Running on loop in my mind, is the fact that mom is gone. One more year has passed, it’s been now three years. The grief, though, seems fresh as yesterday, even more poignant. It doesn’t even require an anniversary, every Saturday looms large and insurmountable, a remembrance of that fateful day when she passed on.
Innocence lies in the small things, stuff that you didn’t realise the significance to, until you lost it forever.
As I attended a session yesterday on feminism and surmounting abuse, I kept thinking of mom. Everyday that I go out and try to reclaim a bit of space for me, enter an uncharted territory where I am not welcome or speak up about women’s rights, I am following in her giant footsteps.

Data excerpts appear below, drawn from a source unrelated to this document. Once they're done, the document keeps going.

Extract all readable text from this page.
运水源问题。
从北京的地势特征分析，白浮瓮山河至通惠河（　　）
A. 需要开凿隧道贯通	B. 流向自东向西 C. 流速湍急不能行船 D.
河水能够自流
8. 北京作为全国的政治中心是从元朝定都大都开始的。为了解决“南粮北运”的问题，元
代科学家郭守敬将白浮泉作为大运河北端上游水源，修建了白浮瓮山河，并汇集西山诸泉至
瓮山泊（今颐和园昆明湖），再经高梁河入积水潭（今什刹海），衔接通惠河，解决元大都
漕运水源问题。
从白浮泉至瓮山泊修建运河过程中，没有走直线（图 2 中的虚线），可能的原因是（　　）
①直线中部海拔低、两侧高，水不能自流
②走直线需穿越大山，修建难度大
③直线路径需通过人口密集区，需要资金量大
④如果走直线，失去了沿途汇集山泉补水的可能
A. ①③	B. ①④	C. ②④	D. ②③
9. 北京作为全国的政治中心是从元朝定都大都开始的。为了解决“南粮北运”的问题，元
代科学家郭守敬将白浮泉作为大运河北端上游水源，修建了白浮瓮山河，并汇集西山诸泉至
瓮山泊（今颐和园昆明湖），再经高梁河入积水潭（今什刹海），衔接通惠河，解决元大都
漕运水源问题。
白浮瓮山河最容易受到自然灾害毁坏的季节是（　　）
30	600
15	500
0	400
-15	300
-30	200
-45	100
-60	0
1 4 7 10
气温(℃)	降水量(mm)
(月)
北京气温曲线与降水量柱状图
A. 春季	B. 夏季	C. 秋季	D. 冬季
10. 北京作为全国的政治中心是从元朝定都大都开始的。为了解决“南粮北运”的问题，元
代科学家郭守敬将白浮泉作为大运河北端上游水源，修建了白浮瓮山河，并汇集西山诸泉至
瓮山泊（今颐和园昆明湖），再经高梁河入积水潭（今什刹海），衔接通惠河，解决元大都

In the larger scheme of things, she is somewhere out there, but she is irretrievably lost to me forever, like a child lost on her way home.
On some days, we wake up to see a footprint on the living room floor.
There is also something achingly sad about the photo, about a wedding where only a father and daughter are there, and the mother is missing on this happy occasion.
Like a photograph whose edges get smudged over time, memories also get indistinct and blurred. They might get an unfamiliar tinge or end up sticking to each other or acquire a certain sequence in hindsight.
Life is all about twists and turns. My mom had four brothers and two sisters. All of them were poles apart from each other and landed up in very different situations.
At the end of the day, we are who we are. And we may not be perfect for everyone, but even if you manage to help or impact one person, it’s all been worth it.
Our primal urge is to seek the comfort of our childhood.